As a registered dietitian, I have patients who tell me they eat when they are stressed, depressed, or anxious. The thing is, food can actually act as a mood booster. Therefore eating during these emotional times can be viewed as less of a “problem” and more as a potential solution, as long as it’s done right.

Here’s what new research has to say about the combination of diet and exercise and how it can impact our mood for the better.

What causes us to turn to junk food when feeling down?

Whether you’re feeling stressed or sad, it’s common to want to turn to carbs, sweets, salts, or high-fat foods. Some common reasons these cravings pop up is due to:

  • Psychological or emotional stress
  • Imbalances with hormones
  • Certain medical conditions
  • Some medications

Serotonin and dopamine are two neurotransmitters in our brain that can influence how we eat, according to the National Eating Disorders Association. Serotonin can control our memory, sleep, mood, and appetite, therefore when levels are low, we can deal with things such as depression. While research is lacking in human participants, one 2016 study on animals found that low levels of serotonin cause a sugar craving to give a short-term mood boost. Unfortunately, over time, the constant intake of sugar-rich food may become ineffective in giving us that serotonin boost, according to an older 2008 study.

Dopamine is often referred to as the “pleasure” chemical due to its involvement in reward-motivated behavior. The National Eating Disorders Association states that for some people, eating or overeating certain foods can be viewed as a reward and lead to a pleasing feeling.

Even if your neurotransmitter levels are normal and balanced, turning to “junk foods” can just be a form to self-medicate during trying times.
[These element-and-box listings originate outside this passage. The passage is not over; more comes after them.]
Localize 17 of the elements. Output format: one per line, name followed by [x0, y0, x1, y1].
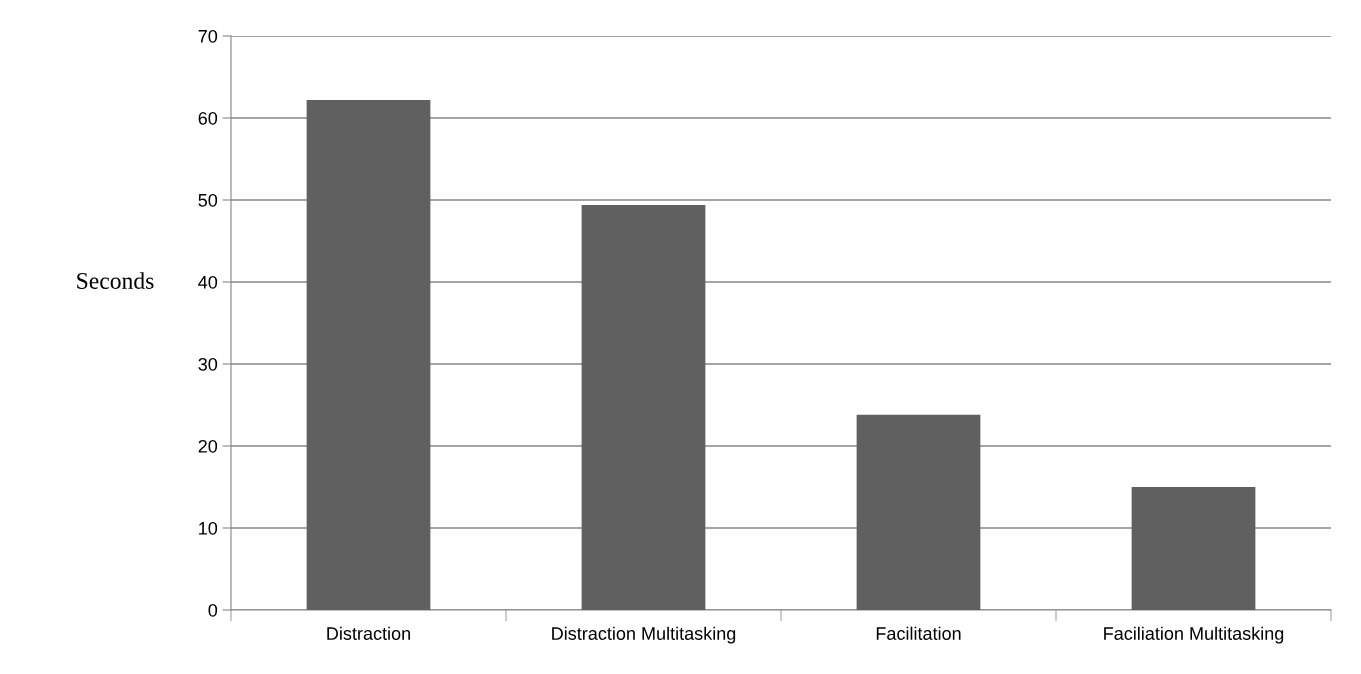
x-tick-label: Distraction Multitasking [552, 626, 736, 644]
bar [581, 204, 706, 610]
x-tick-label: Faciliation Multitasking [1104, 626, 1284, 644]
y-tick-label: 0 [208, 603, 218, 617]
bar [306, 99, 431, 610]
y-tick-label: 30 [198, 357, 218, 371]
y-tick-label: 10 [199, 521, 218, 535]
y-tick-label: 20 [198, 439, 218, 453]
y-tick-label: 60 [198, 111, 218, 125]
y-tick-label: 70 [198, 29, 218, 43]
y-tick-label: 40 [198, 275, 218, 289]
bar [856, 414, 981, 610]
y-axis-title: Seconds [77, 272, 154, 289]
bar [1131, 487, 1256, 610]
y-tick-label: 50 [198, 193, 218, 207]
x-tick-label: Facilitation [876, 626, 961, 640]
x-tick-label: Distraction [327, 626, 410, 640]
New research states that fruits, veggies, and exercise is the answer

Turning to foods doesn’t necessarily have to be a bad thing when you’re feeling sad or depressed, according to new research. The 2021 study published in the Journal of Happiness Studies found that happiness and eating fruits and vegetables (plus exercising) are actually related.

The 2021 analysis was based in the United Kingdom and included over 40,000 households beginning in 2009. Life satisfaction was measured by asking how the individuals felt on a scale of 1 to 7 (with 1 being not satisfied and 7 being completely satisfied) when it came to how they felt about their life overall. The researchers also considered food and activity-related lifestyle behaviors when it came to overall life satisfaction. Portions of fruit and vegetable intake ranged from 1, being less than one serving, all the way up to 7 or more. Sports activity was determined on a scale of 0 to 10, with 0 being no activity and 10 being very active.
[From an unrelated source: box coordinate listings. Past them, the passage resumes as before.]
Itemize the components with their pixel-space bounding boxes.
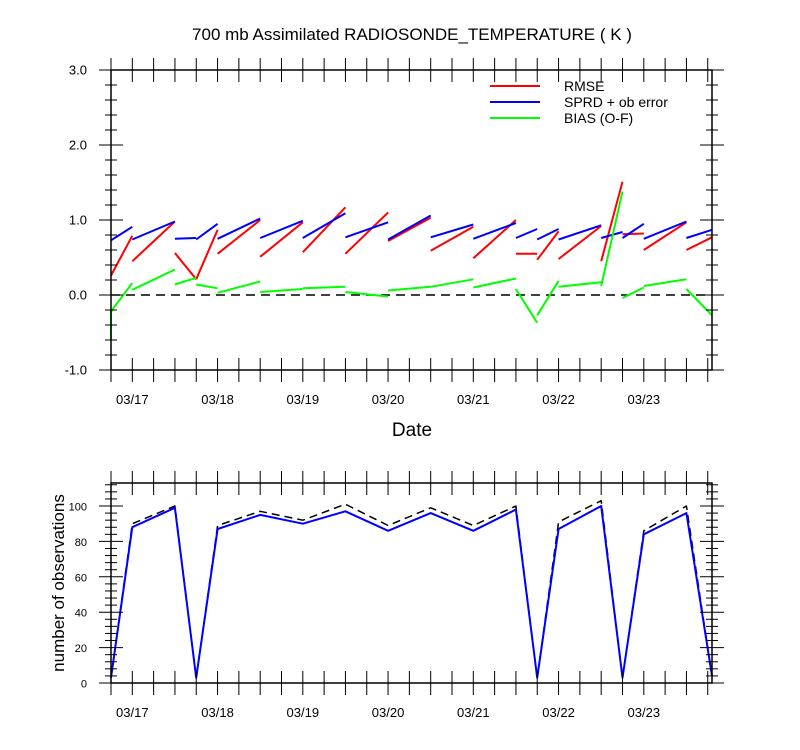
x-tick-label: 03/21: [457, 705, 490, 720]
x-tick-label: 03/18: [201, 392, 234, 407]
rmse-line: [600, 181, 624, 262]
plot-frame: [110, 482, 713, 684]
bias-o-f-line: [345, 291, 389, 298]
x-axis: 03/17 03/18 03/19 03/20 03/21 03/22 03/23: [110, 58, 709, 407]
rmse-line: [387, 216, 432, 242]
bias-o-f-line: [260, 288, 303, 293]
sprd-ob-error-line: [621, 222, 645, 239]
sprd-ob-error-line: [195, 222, 219, 241]
x-tick-label: 03/22: [542, 392, 575, 407]
top-chart: 700 mb Assimilated RADIOSONDE_TEMPERATUR…: [65, 25, 724, 441]
series-layer: [110, 499, 713, 679]
chart-title: 700 mb Assimilated RADIOSONDE_TEMPERATUR…: [192, 25, 632, 44]
x-tick-label: 03/19: [287, 392, 320, 407]
sprd-ob-error-line: [686, 228, 713, 239]
sprd-ob-error-line: [174, 237, 197, 240]
series-layer: [110, 181, 713, 340]
y-tick-label: 1.0: [69, 213, 87, 228]
bias-o-f-line: [131, 268, 176, 291]
bias-o-f-line: [174, 276, 197, 286]
sprd-ob-error-line: [472, 222, 517, 240]
y-tick-label: 40: [75, 608, 87, 620]
x-axis-label: Date: [392, 420, 432, 441]
rmse-line: [302, 206, 347, 253]
y-axis-label: number of observations: [49, 494, 68, 672]
sprd-ob-error-line: [110, 225, 133, 242]
y-axis: 0 20 40 60 80 100: [69, 484, 724, 691]
bias-o-f-line: [110, 282, 134, 340]
x-tick-label: 03/19: [287, 705, 320, 720]
y-axis: -1.0 0.0 1.0 2.0 3.0: [65, 63, 724, 378]
bias-o-f-line: [217, 280, 261, 294]
bias-o-f-line: [643, 278, 687, 287]
rmse-line: [174, 252, 197, 280]
y-tick-label: 0: [81, 679, 87, 691]
rmse-line: [131, 220, 176, 263]
sprd-ob-error-line: [345, 221, 389, 239]
sprd-ob-error-line: [558, 224, 602, 241]
x-tick-label: 03/23: [628, 705, 661, 720]
legend-label-bias-o-f: BIAS (O-F): [564, 110, 633, 126]
bias-o-f-line: [196, 283, 218, 290]
sprd-ob-error-line: [387, 214, 432, 241]
rmse-line: [557, 225, 602, 260]
bias-o-f-line: [473, 277, 517, 289]
sprd-ob-error-line: [536, 228, 560, 241]
rmse-line: [536, 230, 560, 261]
rmse-line: [344, 211, 389, 255]
bias-o-f-line: [302, 285, 346, 290]
x-tick-label: 03/22: [542, 705, 575, 720]
y-tick-label: 20: [75, 643, 87, 655]
sprd-ob-error-line: [302, 212, 346, 239]
x-tick-label: 03/18: [201, 705, 234, 720]
x-tick-label: 03/20: [372, 392, 405, 407]
rmse-line: [110, 235, 134, 276]
y-tick-label: 80: [75, 537, 87, 549]
sprd-ob-error-line: [131, 220, 176, 241]
observations-used-line: [110, 505, 713, 679]
bias-o-f-line: [685, 288, 713, 316]
y-tick-label: 60: [75, 572, 87, 584]
bias-o-f-line: [388, 285, 431, 292]
y-tick-label: 3.0: [69, 63, 87, 78]
bias-o-f-line: [600, 191, 624, 287]
bias-o-f-line: [622, 286, 645, 299]
rmse-line: [685, 236, 713, 251]
legend-label-rmse: RMSE: [564, 78, 604, 94]
sprd-ob-error-line: [515, 228, 538, 239]
y-tick-label: 100: [69, 502, 87, 514]
bias-o-f-line: [515, 288, 539, 324]
x-tick-label: 03/20: [372, 705, 405, 720]
y-tick-label: 2.0: [69, 138, 87, 153]
rmse-line: [622, 232, 644, 236]
x-axis: 03/17 03/18 03/19 03/20 03/21 03/22 03/23: [110, 471, 709, 720]
sprd-ob-error-line: [217, 217, 261, 240]
x-tick-label: 03/17: [116, 705, 149, 720]
y-tick-label: -1.0: [65, 363, 87, 378]
x-tick-label: 03/21: [457, 392, 490, 407]
legend-label-sprd-ob-error: SPRD + ob error: [564, 94, 668, 110]
sprd-ob-error-line: [259, 219, 304, 239]
x-tick-label: 03/17: [116, 392, 149, 407]
observations-possible-line: [110, 499, 713, 679]
rmse-line: [216, 219, 261, 255]
y-tick-label: 0.0: [69, 288, 87, 303]
bias-o-f-line: [430, 278, 474, 288]
rmse-line: [643, 221, 687, 251]
rmse-line: [430, 225, 474, 252]
sprd-ob-error-line: [643, 220, 687, 240]
rmse-line: [259, 221, 304, 258]
x-tick-label: 03/23: [628, 392, 661, 407]
sprd-ob-error-line: [430, 223, 474, 239]
bias-o-f-line: [536, 280, 560, 316]
rmse-line: [195, 229, 219, 280]
bias-o-f-line: [558, 281, 602, 288]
The results found that more fruit and vegetable intake resulted in an increase in mental health and happiness. It was also found that more participation in exercise improved happiness, with men seeming to have more benefits from participating than women. The researchers conclude that the shift in eating more vegetarian and adding exercise has become increasingly popular, and with it comes long-term life satisfaction.

“Behavioral nudges that help the planning self to reinforce long-term objectives are likely to be especially helpful in maintaining a healthy lifestyle,” says researcher Dr. Adelina Gschwandtner, in an interview. “If a better lifestyle not only makes us healthier but also happier, then it’s a clear win-win situation.”

Another researcher, Professor Uma Kambhampti, said in the same interview, “there has been a bigger shift in recent years for healthier lifestyle choices. To establish that eating more fruit and vegetables and exercising can increase happiness as well as offer health benefits is a major development. This may also prove useful for policy campaigns around environment and sustainability.”

Why fruits, veggies, and exercise may be the answer to a happy brain

When we eat plenty of plant-based foods and exercise, we’re improving our gut health. While this is great for the digestive process, it also influences our mood due to the gut-brain connection.

According to John Hopkins Medicine, this connection links our gastrointestinal system with our central nervous system. Therefore, if there are problems happening in the gut (for example, diarrhea, constipation, or bloating) it could lead to mood changes such as anxiety and depression.

Consuming fruits, vegetables, and other plant-based foods have been linked with improving gut bacteria according to a 2018 study published in Nutrients. The study found that just two weeks of diet change saw improved diversity in gut bacteria which helped to produce anti-inflammatory compounds.

Studies have also linked exercise with improved gut health, with a 2017 article stating exercise can help the diversity of gut bacteria, the amount, and also improve the development.

Plus, certain fruits and vegetables contain an amino acid called tryptophan which helps to produce serotonin. The Physicians Committee for Responsible Medicine states that sources include:

  • Green leafy vegetables
  • Soybeans
  • Mushrooms
  • Broccoli
  • Peas

Although you can get tryptophan from meats, such as turkey, it can be harder for our bodies to turn it into serotonin and it may wind up reducing how much serotonin our body makes.

Bottom line: To Eat to Boost Your Mood, Choose Fruits and Vegetables

New research claims that eating higher amounts of fruits and vegetables and pairing it up with a regular exercise routine can wind up benefitting our physical and mental health long-term.

While it’s not absolutely certain why this takes place, it could be due to the benefits these lifestyle changes bring to our gut and its potential to increase “feel good” neurotransmitters.